The sad fact is the man ceases to become who he was designed to be.
It’s often wondered where all the gentlemen have gone, the men who would open the doors for women, give up their seat to the lady standing on the bus, and regard all women with the same reverence they were shown in King Arthur’s court. Even I feel the vacuum left by generations of men who have lost touch with the knight they were born to be and many women feel it also. But when a man is told his masculinity is ugly and that impulse he feels to protect and serve is little more than an attempt at control he will begin questioning that very part of himself. When the damsel he was born to save is doing her best to be and act no different and persistently rebuffs his chivalrous acts he will start to doubt his very purpose. When he’s told enough times that those character traits of a gentleman his father and grandfather pressed into him as a child are now seen as degrading by the ones for whom they are intended he’ll begin wonder if what they said was a lie and he’ll wonder if he should now even bother. When the world stops appreciating the virtues of chivalry for what they are and the gentleman for what he represents the world will wake to find chivalry dead and the gentleman vanished.
I have the responsibility to teach my son a proper and healthy view of women.
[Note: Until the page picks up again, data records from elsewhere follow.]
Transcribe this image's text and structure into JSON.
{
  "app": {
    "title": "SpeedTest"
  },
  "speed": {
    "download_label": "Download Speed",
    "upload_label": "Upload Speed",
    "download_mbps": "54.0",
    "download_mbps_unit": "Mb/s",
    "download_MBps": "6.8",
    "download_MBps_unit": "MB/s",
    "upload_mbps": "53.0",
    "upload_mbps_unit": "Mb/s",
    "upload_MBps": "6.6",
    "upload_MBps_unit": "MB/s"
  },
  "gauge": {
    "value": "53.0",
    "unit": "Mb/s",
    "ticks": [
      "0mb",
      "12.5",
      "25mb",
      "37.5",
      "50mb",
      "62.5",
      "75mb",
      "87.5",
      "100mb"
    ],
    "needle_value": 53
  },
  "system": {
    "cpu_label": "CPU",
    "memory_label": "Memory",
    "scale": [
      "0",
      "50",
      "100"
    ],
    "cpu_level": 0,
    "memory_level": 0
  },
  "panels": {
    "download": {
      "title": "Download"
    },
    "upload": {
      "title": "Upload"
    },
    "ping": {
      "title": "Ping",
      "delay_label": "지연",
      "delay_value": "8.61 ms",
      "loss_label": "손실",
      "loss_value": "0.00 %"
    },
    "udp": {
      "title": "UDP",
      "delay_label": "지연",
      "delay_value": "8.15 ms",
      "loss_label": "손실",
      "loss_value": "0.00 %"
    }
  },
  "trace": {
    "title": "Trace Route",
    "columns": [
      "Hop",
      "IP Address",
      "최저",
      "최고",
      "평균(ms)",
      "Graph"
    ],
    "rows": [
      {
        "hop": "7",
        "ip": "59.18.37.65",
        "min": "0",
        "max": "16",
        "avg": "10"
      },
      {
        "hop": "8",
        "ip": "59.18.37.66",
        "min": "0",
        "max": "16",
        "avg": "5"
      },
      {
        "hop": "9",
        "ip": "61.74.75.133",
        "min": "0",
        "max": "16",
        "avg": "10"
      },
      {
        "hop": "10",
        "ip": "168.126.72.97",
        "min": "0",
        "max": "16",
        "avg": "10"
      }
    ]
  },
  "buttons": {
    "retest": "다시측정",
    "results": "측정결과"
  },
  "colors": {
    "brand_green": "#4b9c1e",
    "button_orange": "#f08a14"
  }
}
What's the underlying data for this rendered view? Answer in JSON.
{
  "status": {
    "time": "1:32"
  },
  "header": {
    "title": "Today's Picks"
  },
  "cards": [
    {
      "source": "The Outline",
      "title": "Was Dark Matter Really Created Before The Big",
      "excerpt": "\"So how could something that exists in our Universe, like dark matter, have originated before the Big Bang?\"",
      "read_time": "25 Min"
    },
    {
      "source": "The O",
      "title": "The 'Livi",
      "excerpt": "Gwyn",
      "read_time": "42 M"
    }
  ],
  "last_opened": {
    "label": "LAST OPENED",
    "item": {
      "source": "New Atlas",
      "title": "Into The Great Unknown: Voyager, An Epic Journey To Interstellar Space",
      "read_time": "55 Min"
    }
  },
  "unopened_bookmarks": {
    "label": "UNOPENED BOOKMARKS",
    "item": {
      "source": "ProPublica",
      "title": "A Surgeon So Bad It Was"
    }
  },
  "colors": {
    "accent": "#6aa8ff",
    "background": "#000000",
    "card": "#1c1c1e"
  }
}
To understand and appreciate the differences between males and females and show him how to embrace those distinctions and what they symbolize and the duties they engender. But as culture in general and women in particular do everything in their power to eliminate virtually all contrasts I can’t help but wonder if its futile to try and mold him into a gentleman when the world doesn’t seem to care if he is one? And I struggle in how to prepare him to treat a woman ‘like a lady’ when it’s becoming more and more apparent she’d rather be ‘one of the boys’.